Jorge Fonseca de Almeida, Jornal de Negócios

Joacine Katar Moreira insultada, contestada, ameaçada por ser gaga, característica que muitos comentadores consideram como incapacitante para um parlamentar. Joe Biden elogiado por levar a sua gaguez para o Senado.

 

Que têm Joe Biden e Joacine Katar Moreira em comum já que muito os separa. Ele homem, branco, americano, rico, ela mulher, negra, portuguesa, lutando por sobreviver durante parte da sua vida. Ele com uma longa carreira política desde 1970 em que pela primeira vez foi eleito senador dos Estados Unidos. Ela muito mais nova, ativista feminista e antirracista, eleita recentemente para a Assembleia da República. O que os une é a gaguez.

Joacine Katar Moreira insultada, contestada, ameaçada por ser gaga, característica que muitos comentadores consideram como incapacitante para um parlamentar. Joe Biden elogiado por levar a sua gaguez para o Senado, onde soube durante décadas fazer a diferença numa carreira que está prestes a levá-lo à Presidência, depois de ter sido Vice-Presidente, do país mais poderoso do mundo.

Muitos dos que elogiam Biden atacam Joacine, muitos dos que admiram Winston Churchill, também ele gago, não se coíbem de criticar Joacine pelo que no inglês louvam como virtude. Muitos dos que se inclinam em reverências humilhantes perante o Príncipe Alberto do Mónaco, igualmente gago, levantam a voz contra Joacine. Como perceber esta dupla visão?

Aqueles que são capazes de apreciar o trabalho de Nicole Kidman, Marilym Monroe, ou vão aos concertos de Ed Sheeran, todos irremediavelmente gagos, declaram a gaguez de Joacine como imprópria para quem tenha de falar em público. Como compaginar esta incoerência?

A verdade é que todos esses gagos bons são brancos e Joacine é negra.
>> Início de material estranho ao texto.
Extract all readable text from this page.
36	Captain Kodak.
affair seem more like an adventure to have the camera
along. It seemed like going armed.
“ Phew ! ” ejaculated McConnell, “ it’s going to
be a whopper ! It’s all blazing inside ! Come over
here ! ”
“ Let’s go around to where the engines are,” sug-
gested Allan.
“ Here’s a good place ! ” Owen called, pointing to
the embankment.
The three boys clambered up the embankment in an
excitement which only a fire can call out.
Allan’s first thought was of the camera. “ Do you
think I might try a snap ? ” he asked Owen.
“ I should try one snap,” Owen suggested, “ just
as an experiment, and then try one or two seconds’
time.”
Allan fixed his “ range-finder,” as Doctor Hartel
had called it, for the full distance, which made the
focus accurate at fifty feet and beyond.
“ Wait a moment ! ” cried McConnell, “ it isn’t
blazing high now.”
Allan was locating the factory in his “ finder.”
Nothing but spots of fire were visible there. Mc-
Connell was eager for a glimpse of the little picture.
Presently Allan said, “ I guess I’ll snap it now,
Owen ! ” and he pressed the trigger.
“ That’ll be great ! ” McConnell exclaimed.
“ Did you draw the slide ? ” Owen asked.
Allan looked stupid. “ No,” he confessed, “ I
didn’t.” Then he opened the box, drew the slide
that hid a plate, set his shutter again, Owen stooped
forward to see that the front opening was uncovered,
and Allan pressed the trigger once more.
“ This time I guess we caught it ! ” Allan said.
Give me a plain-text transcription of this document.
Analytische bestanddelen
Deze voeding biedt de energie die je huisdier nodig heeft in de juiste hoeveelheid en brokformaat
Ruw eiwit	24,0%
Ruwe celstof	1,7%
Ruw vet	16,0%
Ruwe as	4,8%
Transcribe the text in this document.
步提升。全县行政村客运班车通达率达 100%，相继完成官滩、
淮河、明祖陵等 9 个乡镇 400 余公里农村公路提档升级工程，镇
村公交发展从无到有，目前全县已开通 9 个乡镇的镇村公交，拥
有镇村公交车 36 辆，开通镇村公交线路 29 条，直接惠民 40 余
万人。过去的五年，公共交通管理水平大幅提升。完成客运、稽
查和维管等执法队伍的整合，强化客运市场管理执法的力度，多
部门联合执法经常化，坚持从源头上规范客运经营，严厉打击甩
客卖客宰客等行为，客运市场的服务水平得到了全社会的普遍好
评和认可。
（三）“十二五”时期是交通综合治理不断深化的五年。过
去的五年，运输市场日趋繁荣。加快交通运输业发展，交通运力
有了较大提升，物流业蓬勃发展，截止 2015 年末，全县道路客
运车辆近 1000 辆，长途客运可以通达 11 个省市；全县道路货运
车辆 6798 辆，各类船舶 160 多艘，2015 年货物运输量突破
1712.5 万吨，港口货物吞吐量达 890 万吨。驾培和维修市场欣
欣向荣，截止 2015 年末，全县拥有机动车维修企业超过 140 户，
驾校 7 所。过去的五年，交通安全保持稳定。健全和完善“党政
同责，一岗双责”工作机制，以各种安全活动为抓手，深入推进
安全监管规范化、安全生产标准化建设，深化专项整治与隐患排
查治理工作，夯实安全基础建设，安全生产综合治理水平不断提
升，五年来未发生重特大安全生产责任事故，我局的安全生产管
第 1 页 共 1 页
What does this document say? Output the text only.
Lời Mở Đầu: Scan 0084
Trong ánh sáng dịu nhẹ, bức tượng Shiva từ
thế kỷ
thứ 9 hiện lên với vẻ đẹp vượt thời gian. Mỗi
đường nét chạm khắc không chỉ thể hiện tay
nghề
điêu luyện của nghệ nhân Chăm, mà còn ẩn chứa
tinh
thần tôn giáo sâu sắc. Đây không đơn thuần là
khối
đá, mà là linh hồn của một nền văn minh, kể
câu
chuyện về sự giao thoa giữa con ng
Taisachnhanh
Eis a grande diferença entre gaguez positiva e a gaguez incapacitante: a cor da pele.

Percebe-se, assim, que o que incomoda estes comentadores, quase todos de direita ou extrema-direita, não é a gaguez, mas sim a afirmação de uma mulher negra que chega ao parlamento pela sua própria luta, com a sua própria voz, com a sua própria agenda feminista e antirracista, pela alternativa política que apresentou aos eleitores e que estes acolheram. O que estes comentadores revelam é o seu racismo e o seu ódio.

Joacine defendeu com brilhantismo, que o testemunhei, perante um júri de ilustres e graves académicos a sua tese de Doutoramento, tarefa, obviamente, muito mais difícil do que debater as suas ideias na Assembleia da República.